A new analysis details the regressive nature of tariffs.
By Dwyer Gunn
(Photo: Timothy A. Clary/AFP/Getty Images)
Last week, Donald Trump threatened (via Twitter) Japanese carmaker Toyota with a big border tax in the event that the company follows through with plans to build a plant in Mexico. This is nothing new: Since winning the election, President-elect Trump has threatened to place large tariffs on products manufactured by companies that move factories offshore. (Though, in this case, the browbeat was misplaced: The plant in Mexico is not expected to result in job losses in the United States.)
The president-elect argues that these tariffs (or at least the threat of them) are meant to protect average Americans, but evidence suggests tariffs may do more harm than good. This morning, Jason Furman (the outgoing chairman of President Barack Obama’s council of economic advisors), Katheryn Russ, and Jay Shambaugh released an analysis detailing exactly who bears the brunt of protectionist tariffs—and it’s not the mega-wealthy.
Economists have long argued that reducing trade barriers benefits low- and middle-income households in the form of lower prices on consumer goods, to which low-income households devote a larger proportion of their income. Looking specifically at tariffs, the new analysis finds “evidence that low- and middle-income households do, indeed, spend a higher fraction of their income and non-housing expenditure on tariffs.”

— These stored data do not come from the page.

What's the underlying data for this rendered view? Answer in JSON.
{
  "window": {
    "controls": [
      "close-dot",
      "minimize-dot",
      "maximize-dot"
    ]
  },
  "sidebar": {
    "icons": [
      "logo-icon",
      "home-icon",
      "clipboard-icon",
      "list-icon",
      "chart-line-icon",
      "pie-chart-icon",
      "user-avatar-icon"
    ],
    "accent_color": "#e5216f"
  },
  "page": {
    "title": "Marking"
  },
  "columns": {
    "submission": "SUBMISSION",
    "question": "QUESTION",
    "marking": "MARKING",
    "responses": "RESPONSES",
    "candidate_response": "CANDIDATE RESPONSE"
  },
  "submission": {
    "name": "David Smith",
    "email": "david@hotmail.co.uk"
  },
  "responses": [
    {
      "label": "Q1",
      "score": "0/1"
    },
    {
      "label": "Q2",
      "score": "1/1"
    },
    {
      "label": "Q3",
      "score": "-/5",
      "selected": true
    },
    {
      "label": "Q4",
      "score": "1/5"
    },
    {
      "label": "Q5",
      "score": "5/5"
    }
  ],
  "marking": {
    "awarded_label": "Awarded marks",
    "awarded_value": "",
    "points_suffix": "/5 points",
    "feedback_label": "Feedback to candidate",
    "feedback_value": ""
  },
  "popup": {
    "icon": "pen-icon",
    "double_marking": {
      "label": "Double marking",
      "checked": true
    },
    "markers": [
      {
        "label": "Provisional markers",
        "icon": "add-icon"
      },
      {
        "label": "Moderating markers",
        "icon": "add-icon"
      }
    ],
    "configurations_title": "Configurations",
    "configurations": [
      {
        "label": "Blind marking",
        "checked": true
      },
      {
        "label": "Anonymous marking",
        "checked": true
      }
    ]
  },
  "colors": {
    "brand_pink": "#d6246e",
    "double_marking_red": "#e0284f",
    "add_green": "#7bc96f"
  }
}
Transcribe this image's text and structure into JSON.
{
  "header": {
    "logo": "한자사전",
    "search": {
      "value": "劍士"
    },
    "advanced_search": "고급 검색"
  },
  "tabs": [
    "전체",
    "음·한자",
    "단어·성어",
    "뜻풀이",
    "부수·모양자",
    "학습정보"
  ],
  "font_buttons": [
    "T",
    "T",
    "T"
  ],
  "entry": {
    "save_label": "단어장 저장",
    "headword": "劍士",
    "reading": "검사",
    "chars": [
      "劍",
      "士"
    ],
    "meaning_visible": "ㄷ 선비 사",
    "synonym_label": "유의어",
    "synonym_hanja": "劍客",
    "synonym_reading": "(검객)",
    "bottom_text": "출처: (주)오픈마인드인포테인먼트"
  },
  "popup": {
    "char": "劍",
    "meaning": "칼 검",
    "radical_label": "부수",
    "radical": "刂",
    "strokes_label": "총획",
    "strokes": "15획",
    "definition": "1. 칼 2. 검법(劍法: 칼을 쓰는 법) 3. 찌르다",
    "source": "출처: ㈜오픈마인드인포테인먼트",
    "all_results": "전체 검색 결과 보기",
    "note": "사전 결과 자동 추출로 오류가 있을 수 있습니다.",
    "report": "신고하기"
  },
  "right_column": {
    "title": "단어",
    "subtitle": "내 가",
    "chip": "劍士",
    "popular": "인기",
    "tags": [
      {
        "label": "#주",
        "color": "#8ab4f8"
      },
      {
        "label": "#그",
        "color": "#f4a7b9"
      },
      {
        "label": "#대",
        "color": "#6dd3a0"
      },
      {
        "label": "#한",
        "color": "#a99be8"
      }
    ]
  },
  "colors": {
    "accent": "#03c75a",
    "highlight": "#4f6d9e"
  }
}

The figure below, from the article, illustrates the percentage of income that households in different income brackets currently pay in tariffs:
These effects are not, in context, small. Here’s what Furman and his co-authors had to say on the topic:
Removing the tariff burden would have a considerably larger impact on poor households than the 2001 and 2003 tax cuts, which were estimated to reduce taxes for the bottom quintile of households by $28 to $87 dollars per year. If tariffs were raised by 10 percentage points across the board, the cost of households’ 2014 consumption bundles (all else equal, including exchange rates) would have risen by $301 and $307 for the lowest two income deciles, $611 and $716 for the fifth and sixth income deciles, and $1,462 for the households in the highest income decile, assuming the full tariffs are passed through to consumers and have no additional impact on domestic prices.
Trump is using the threat of tariffs as a bargaining chip to discourage companies from moving jobs offshore. To the extent that his strategy is successful, a small number of low- and middle-income Americans may benefit from the jobs saved. But this analysis serves as an important, and very timely, reminder that tariffs have consequences, and they fall disproportionately on those who can least afford them.